After looking forward to skating this morning so much, I was thoroughly disappointed today with a wasted lesson and crappy skating. The whole 20 minute lesson was spent on the step forward into the waltz jump. At first this was ok, then I started getting frustrated because my coach kept offering useless tidbits like "You look awkward". Well, duh. That's not helpful! Then I started analyzing it in my typical fashion and was also getting frustrated that maybe I'm just too old, inflexible, and injured to be any good at this sport. This attitude did not help.

After the lesson I worked dutifully on the waltz jump prep for another ten minutes or so and then tried some spins. I did not even feel like doing other jumps. All my spins were crap except for the back sit, surprisingly. They traveled pitifully and involved much toe-pick scratching and loss of balance.

This is not the first time I have experienced this type of two steps forward, one step back progress. Figure skating is filled with it and I had much frustration in skating as a child. I tried not to let this one incident get me down, after all I have been having many good sessions lately so one bad one is no big deal. But I still have a sense of wasted time and money, and general disgust with myself. What was extra lame about the whole morning was that I did not have fun, which is the whole point of doing this.

The session was not an entire writeoff because I actually made progress with my figures, of all things. I found this great reference on the web that describes many aspects of skating, including figures:

http://www.worldfigureskating.net/index.php

Since I will basically have to teach myself, I read through the instructions for the forward outside eight and even printed them out and brought them with me in case I needed to check them. I practiced about six eights and then checked out my tracings. I measured them and found them woefully asymmetric. On the start of the circle, I go out too far so my circles are more oval-shaped and off-centre. You are not supposed to use markings but I currently need them as a learning tool, so I measured and marked out the proper locations of the quarter-circles. Then I tried to skate the figure again, hitting all the marks. This felt strange, like I was tracing circles with big bites out of them. But the resulting traces looked more round and smooth. Following the instructions from the website immediately helped my edges be more secure and less wobbly. So I feel very good about this progress, even if it is for a skill I cannot test. In a way, I feel like I am keeping alive a dying art.

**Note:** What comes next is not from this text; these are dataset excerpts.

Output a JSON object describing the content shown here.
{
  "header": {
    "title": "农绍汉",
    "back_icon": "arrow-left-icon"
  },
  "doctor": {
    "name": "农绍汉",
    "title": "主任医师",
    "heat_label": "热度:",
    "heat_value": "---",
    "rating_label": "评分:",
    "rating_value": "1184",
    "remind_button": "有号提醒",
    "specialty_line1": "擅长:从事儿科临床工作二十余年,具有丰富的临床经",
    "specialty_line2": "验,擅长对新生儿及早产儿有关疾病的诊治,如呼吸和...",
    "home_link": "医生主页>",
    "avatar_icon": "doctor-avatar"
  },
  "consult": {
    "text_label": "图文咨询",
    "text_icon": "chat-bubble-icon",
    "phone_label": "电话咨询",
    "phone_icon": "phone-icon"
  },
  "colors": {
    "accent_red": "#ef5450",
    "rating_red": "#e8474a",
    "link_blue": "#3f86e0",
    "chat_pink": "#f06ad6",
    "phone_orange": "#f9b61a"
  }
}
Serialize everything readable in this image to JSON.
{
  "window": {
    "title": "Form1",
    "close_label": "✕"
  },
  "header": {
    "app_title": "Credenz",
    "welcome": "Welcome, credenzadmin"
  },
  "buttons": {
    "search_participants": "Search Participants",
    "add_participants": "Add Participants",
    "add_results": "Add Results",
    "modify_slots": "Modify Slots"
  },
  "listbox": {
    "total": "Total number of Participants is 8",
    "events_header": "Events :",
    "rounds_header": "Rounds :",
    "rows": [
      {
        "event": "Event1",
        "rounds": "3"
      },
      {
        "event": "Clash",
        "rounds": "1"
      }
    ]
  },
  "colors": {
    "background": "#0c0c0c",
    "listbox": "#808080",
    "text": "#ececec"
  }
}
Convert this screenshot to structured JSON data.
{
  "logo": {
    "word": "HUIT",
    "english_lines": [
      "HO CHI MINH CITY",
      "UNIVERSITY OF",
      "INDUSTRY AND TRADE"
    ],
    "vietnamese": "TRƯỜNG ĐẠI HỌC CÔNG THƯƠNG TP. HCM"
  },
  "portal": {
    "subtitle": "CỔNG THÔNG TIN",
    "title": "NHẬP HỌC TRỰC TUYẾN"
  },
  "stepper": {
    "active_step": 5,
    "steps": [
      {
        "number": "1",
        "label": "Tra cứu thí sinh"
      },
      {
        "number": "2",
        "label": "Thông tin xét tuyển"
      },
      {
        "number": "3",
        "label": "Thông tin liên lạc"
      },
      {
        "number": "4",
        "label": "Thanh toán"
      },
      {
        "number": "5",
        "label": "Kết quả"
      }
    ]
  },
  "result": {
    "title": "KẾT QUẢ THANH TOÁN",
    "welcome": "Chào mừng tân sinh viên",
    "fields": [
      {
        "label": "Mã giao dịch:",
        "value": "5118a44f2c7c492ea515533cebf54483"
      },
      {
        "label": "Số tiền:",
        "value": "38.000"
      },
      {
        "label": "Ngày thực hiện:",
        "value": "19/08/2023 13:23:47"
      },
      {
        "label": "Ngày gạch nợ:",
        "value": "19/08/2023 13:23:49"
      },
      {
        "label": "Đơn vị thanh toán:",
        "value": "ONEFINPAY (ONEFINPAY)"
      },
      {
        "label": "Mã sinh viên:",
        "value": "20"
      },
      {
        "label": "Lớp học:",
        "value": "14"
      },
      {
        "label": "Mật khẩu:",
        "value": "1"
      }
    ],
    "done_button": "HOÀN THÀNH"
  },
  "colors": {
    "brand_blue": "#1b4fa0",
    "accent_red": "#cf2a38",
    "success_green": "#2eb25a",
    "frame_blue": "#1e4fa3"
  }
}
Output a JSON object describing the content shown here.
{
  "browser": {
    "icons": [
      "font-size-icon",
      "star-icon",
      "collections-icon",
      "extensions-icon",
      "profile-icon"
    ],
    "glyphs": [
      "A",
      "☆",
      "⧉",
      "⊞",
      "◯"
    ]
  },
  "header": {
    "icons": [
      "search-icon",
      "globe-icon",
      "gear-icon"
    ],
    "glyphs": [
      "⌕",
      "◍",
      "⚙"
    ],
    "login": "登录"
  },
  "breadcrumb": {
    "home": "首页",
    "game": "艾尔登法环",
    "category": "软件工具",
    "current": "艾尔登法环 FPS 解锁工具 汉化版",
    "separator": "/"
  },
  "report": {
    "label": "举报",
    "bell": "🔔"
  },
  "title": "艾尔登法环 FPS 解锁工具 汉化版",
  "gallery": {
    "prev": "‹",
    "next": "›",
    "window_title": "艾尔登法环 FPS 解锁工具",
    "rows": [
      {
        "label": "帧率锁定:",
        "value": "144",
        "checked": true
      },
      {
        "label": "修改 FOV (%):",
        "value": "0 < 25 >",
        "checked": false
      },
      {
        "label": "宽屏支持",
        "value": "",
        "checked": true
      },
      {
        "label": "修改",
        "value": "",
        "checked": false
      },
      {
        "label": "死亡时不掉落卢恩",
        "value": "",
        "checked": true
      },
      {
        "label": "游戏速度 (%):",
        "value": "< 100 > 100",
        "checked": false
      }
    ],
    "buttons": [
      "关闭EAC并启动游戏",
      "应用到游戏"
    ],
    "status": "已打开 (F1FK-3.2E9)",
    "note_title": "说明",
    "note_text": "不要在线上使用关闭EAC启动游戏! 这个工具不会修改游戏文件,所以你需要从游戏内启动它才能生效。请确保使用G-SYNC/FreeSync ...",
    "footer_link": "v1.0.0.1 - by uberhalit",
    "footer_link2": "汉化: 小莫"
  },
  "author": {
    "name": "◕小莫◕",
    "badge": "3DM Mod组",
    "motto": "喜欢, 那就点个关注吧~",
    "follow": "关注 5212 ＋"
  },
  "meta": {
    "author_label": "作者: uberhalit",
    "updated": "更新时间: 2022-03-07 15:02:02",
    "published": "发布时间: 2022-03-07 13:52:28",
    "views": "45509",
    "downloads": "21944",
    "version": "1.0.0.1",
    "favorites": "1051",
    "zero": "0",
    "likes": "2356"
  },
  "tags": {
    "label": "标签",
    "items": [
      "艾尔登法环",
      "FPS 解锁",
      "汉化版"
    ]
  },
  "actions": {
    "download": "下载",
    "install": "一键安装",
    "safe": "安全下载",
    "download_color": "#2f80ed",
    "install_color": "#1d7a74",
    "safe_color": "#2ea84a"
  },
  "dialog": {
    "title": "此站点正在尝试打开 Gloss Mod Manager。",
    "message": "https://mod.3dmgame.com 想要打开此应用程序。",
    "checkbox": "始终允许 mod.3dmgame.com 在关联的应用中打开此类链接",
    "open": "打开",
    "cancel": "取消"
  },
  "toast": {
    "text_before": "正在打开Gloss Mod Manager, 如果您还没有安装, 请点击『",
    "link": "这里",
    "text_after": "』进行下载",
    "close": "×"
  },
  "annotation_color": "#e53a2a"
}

In order to make better use of my lesson time I am going to make some rules for myself, which I will try to obey.
  • No babbling or extensive analysis
  • Try to just do what she says and see what happens
  • No complaining about being too old, inflexible, etc.
  • Don't explain why you did it wrong unless it is useful
  • Pay 100% attention
After thinking about my lesson for quite a while today I had one realization that part of my frustration probably stems from a sense of 'already knowing this stuff' and wanting to just skate around and do my thing. Unfortunately what I already know is very technically flawed, and it needs a lot of correcting before I can just skate around, let alone have a program, test, and compete. Part of me is thinking 'I was in two competitions! I could do a lutz! I don't want to do waltz jumps'. This thinking is counterproductive because while I want to have fun, I want to be a good skater, not just someone who competes at the lowest level with crappy waltz jumps that never get any better.

I spent some time cruising the web for other adult skating blogs and found them very inspiring. I should figure out how to make links for them on my sidebar. By midday I was anxious to get back on the ice and just keep practicing. Furthermore I cleverly chalked up my overall terrible skating after the lesson to dull blades, which is not entirely impossible. I have skated at least 25 hours on this sharpening and I have heard that sharpening is recommended about every 20 hours. So I contrived to escape work early, and drove like a maniac to the skating store and get them done just before closing :) The blades look much better now and I hope they bring me a more pleasant skate tomorrow. Tomorrow is my 3-hour epic morning and I am looking forward to it now!